Brooke, Collin. “Making Room, Writing Hypertext.” JAC 19.2 (1999): 253-268.
In this piece, Brooke works to reclaim arrangement from hypertext theorists that have elided the term in due to the “non-linearity” of hypertextual production. In this reclamation, Brooke employs both a time-element and a space-element to better understand the way hypertext can be arranged. The time-element is a hold-over from written discourse. The space-element is embodied in spoken discourse. Brooke indicts Bolter’s and Joyce’s collapse of arrangement into delivery by illustrating the disorientation problem – i.e., readers have expectations of texts, in hypertextual composition those needs aren’t met. This inadequacy is the result, according to Bolter and Joyce, of a user-defined delivery (one of the core realities of hypertext). To address this problem, Brooke describes how usual conceptions of text rely on Bowden’s “containerism.” This problem, one which Derrida isolates as “the repression of pluri-demensional symbolic thought” can best be revisioned through Lefebvre’s explication of space as 1) conceived, 2) perceived, and 3) lived. In this model, perceived space, or spatial practice, is employed to negotiate the “containers that print has encouraged and the paralyzing freedom of an infinitely open space” (263). This is a sort of middling, whereby the reader isn’t left to be inside the container, but can make meaning because the endless free play of signifiers is also not endless. To understand this new perceived social practice, Brooke recommends the adoption of the “pattern.” In so doing, the wreader is able to shift their focus from linear progression and pacing to pattern perception across structural components.

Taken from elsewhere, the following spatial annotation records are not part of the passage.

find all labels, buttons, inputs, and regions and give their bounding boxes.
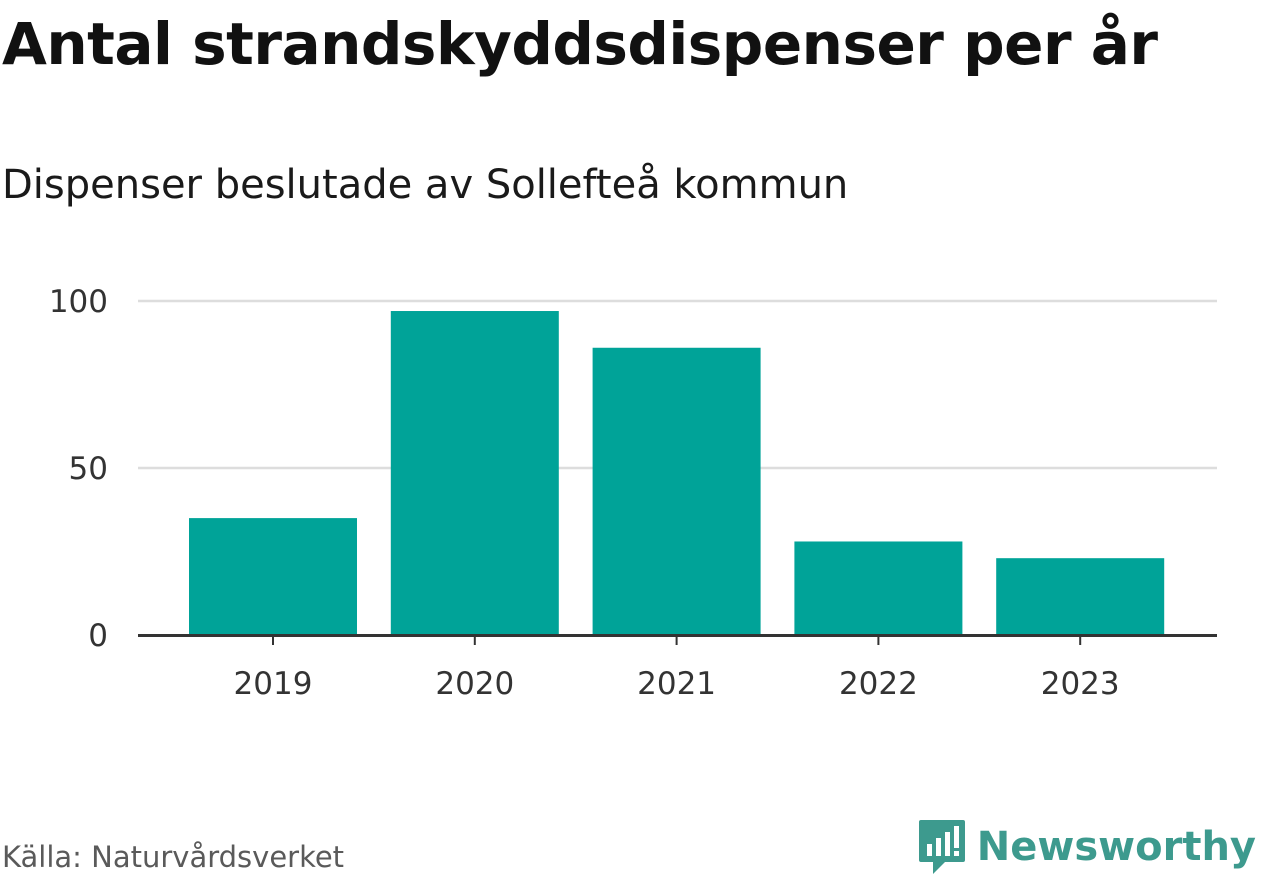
x-tick-label: 2021 [637,666,716,702]
bars [189,311,1165,635]
x-tick-label: 2019 [234,666,313,702]
brand-name: Newsworthy [976,824,1256,870]
bar-2021 [592,347,761,635]
chart-subtitle: Dispenser beslutade av Sollefteå kommun [2,162,849,208]
y-tick-label: 100 [49,284,108,320]
source-note: Källa: Naturvårdsverket [2,840,345,874]
x-tick-label: 2022 [839,666,918,702]
chart-title: Antal strandskyddsdispenser per år [2,10,1158,78]
bar-2019 [189,518,357,635]
newsworthy-logo-icon [918,820,965,874]
brand-logo: Newsworthy [917,818,1256,876]
x-tick-label: 2023 [1041,666,1120,702]
bar-2022 [794,541,963,635]
bar-2023 [996,558,1165,635]
x-axis: 2019 2020 2021 2022 2023 [138,634,1217,702]
y-axis-ticks: 0 50 100 [49,284,108,654]
bar-2020 [390,311,559,635]
y-tick-label: 50 [69,451,108,487]
x-tick-label: 2020 [435,666,514,702]
y-tick-label: 0 [88,618,108,654]
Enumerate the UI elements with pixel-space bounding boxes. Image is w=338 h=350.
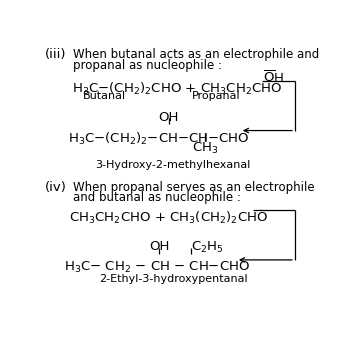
Text: H$_3$C$-$(CH$_2$)$_2$$-$CH$-$CH$-$CHO: H$_3$C$-$(CH$_2$)$_2$$-$CH$-$CH$-$CHO: [68, 131, 249, 147]
Text: 3-Hydroxy-2-methylhexanal: 3-Hydroxy-2-methylhexanal: [96, 160, 251, 170]
Text: propanal as nucleophile :: propanal as nucleophile :: [73, 59, 222, 72]
Text: Propanal: Propanal: [192, 91, 240, 101]
Text: (iii): (iii): [45, 48, 67, 61]
Text: $\overline{\rm O}$H: $\overline{\rm O}$H: [263, 70, 284, 86]
Text: OH: OH: [149, 240, 169, 253]
Text: and butanal as nucleophile :: and butanal as nucleophile :: [73, 191, 241, 204]
Text: When propanal serves as an electrophile: When propanal serves as an electrophile: [73, 181, 315, 194]
Text: C$_2$H$_5$: C$_2$H$_5$: [191, 240, 224, 255]
Text: CH$_3$CH$_2$CHO + CH$_3$(CH$_2$)$_2$CHO: CH$_3$CH$_2$CHO + CH$_3$(CH$_2$)$_2$CHO: [69, 210, 269, 226]
Text: H$_3$C$-$ CH$_2$ $-$ CH $-$ CH$-$CHO: H$_3$C$-$ CH$_2$ $-$ CH $-$ CH$-$CHO: [64, 260, 250, 275]
Text: H$_3$C$-$(CH$_2$)$_2$CHO + CH$_3$CH$_2$CHO: H$_3$C$-$(CH$_2$)$_2$CHO + CH$_3$CH$_2$C…: [72, 80, 282, 97]
Text: OH: OH: [159, 111, 179, 124]
Text: Butanal: Butanal: [83, 91, 126, 101]
Text: CH$_3$: CH$_3$: [192, 141, 218, 156]
Text: 2-Ethyl-3-hydroxypentanal: 2-Ethyl-3-hydroxypentanal: [99, 274, 247, 284]
Text: When butanal acts as an electrophile and: When butanal acts as an electrophile and: [73, 48, 319, 61]
Text: (iv): (iv): [45, 181, 67, 194]
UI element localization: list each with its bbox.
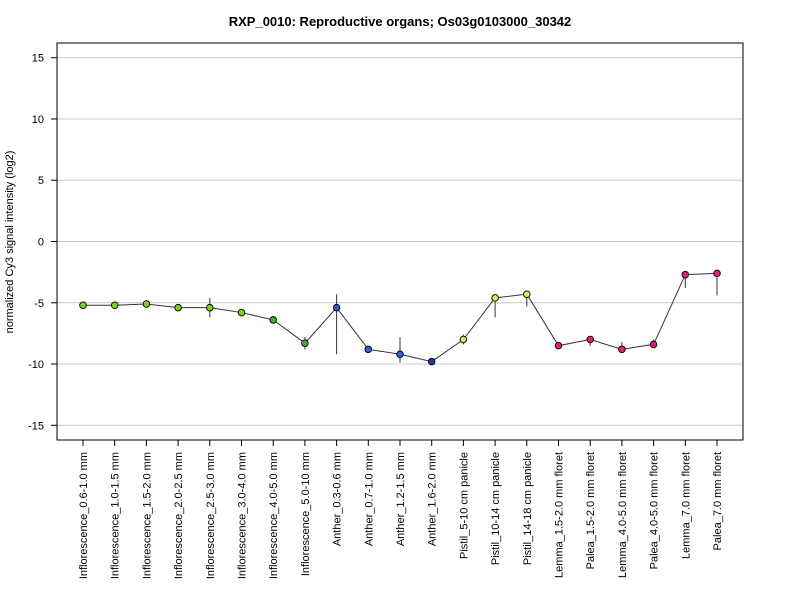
x-tick-label: Palea_4.0-5.0 mm floret [649, 452, 661, 569]
chart-title: RXP_0010: Reproductive organs; Os03g0103… [229, 14, 572, 29]
x-tick-label: Anther_1.2-1.5 mm [395, 452, 407, 546]
x-tick-label: Pistil_5-10 cm panicle [458, 452, 470, 559]
x-tick-label: Inflorescence_1.5-2.0 mm [141, 452, 153, 579]
plot-frame [56, 42, 744, 441]
data-point [681, 270, 690, 279]
y-tick-label: 15 [32, 53, 44, 65]
data-point [269, 316, 277, 324]
data-point [713, 269, 721, 278]
data-point [649, 340, 658, 349]
data-point [459, 335, 468, 344]
x-tick-label: Palea_1.5-2.0 mm floret [585, 452, 597, 569]
data-point [301, 339, 309, 347]
data-point [206, 303, 214, 312]
data-point [618, 345, 626, 354]
data-point [110, 301, 119, 309]
x-tick-label: Inflorescence_2.0-2.5 mm [173, 452, 185, 579]
x-tick-label: Lemma_1.5-2.0 mm floret [554, 452, 566, 578]
y-tick-label: -15 [28, 420, 44, 432]
x-axis-ticks: Inflorescence_0.6-1.0 mm Inflorescence_1.… [78, 440, 724, 579]
data-point [523, 290, 531, 298]
y-axis-ticks: 15 10 5 0 -5 -10 -15 [28, 53, 57, 432]
x-tick-label: Pistil_10-14 cm panicle [490, 452, 502, 565]
x-tick-label: Anther_1.6-2.0 mm [427, 452, 439, 546]
data-point [332, 303, 341, 312]
data-point [142, 300, 151, 308]
y-tick-label: 0 [38, 237, 44, 249]
data-point [364, 345, 373, 354]
y-tick-label: -10 [28, 359, 44, 371]
data-point [554, 341, 563, 350]
x-tick-label: Anther_0.3-0.6 mm [332, 452, 344, 546]
data-point [427, 357, 436, 366]
data-point [174, 303, 182, 312]
data-point [491, 294, 499, 302]
x-tick-label: Inflorescence_3.0-4.0 mm [237, 452, 249, 579]
x-tick-label: Lemma_4.0-5.0 mm floret [617, 452, 629, 578]
y-tick-label: 5 [38, 175, 44, 187]
y-tick-label: -5 [34, 298, 44, 310]
data-series [79, 269, 721, 366]
x-tick-label: Inflorescence_2.5-3.0 mm [205, 452, 217, 579]
x-tick-label: Pistil_14-18 cm panicle [522, 452, 534, 565]
y-tick-label: 10 [32, 114, 44, 126]
data-point [79, 301, 87, 309]
x-tick-label: Palea_7.0 mm floret [712, 452, 724, 550]
data-point [586, 335, 594, 344]
x-tick-label: Inflorescence_1.0-1.5 mm [110, 452, 122, 579]
x-tick-label: Anther_0.7-1.0 mm [363, 452, 375, 546]
y-axis-label: normalized Cy3 signal intensity (log2) [4, 151, 16, 334]
x-tick-label: Lemma_7.0 mm floret [680, 452, 692, 559]
x-tick-label: Inflorescence_4.0-5.0 mm [268, 452, 280, 579]
grid-lines [57, 57, 743, 426]
data-point [396, 350, 404, 358]
data-point [237, 308, 246, 317]
x-tick-label: Inflorescence_0.6-1.0 mm [78, 452, 90, 579]
x-tick-label: Inflorescence_5.0-10 mm [300, 452, 312, 576]
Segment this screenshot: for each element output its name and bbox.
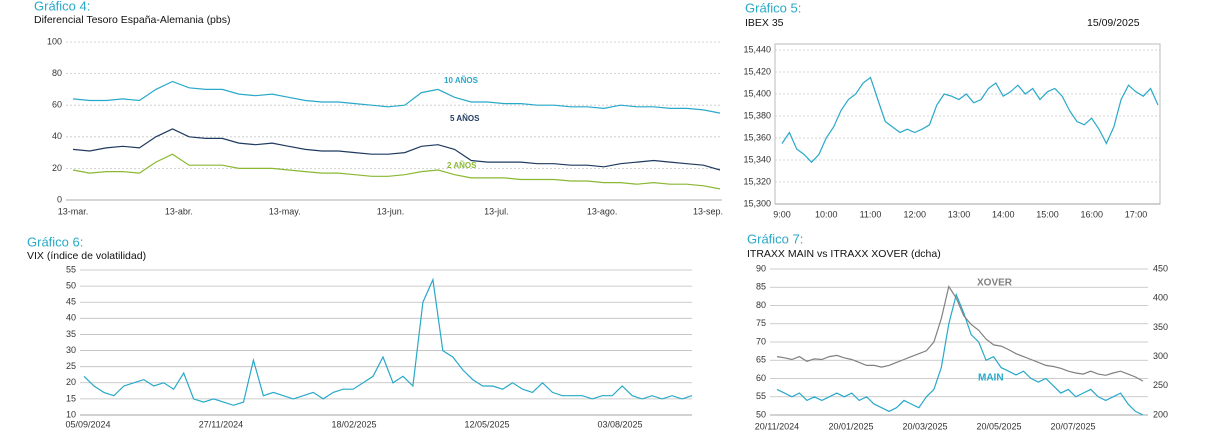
- y-tick-label: 20: [52, 163, 62, 173]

Lefebvre – The Production of Space
Johnson-Eilola – Nostalgic Angels: Rearticulating Hypertext Writing
Quintilian – The Insitutio Oratoria of Quintilian
Tolva – Ut Pictura Hyperpoesis: Spatial Form, Visuality, and the Digital Word
Bolter – Writing Space
Joyce – Of Two Minds: Hypertext Pedagogy and Poetics
1. How do we conceive of arrangement in hypertextual creations?
2. The flipping of organization and formulae on the bottom of 261 seems weak to me. Brooke notes, “Formulae do not help students learn how to organize; rather, they serve as a substitutes for the very act of organization.” Isn’t this invention work? Are we talking of reinventing the container on every project? Revisit.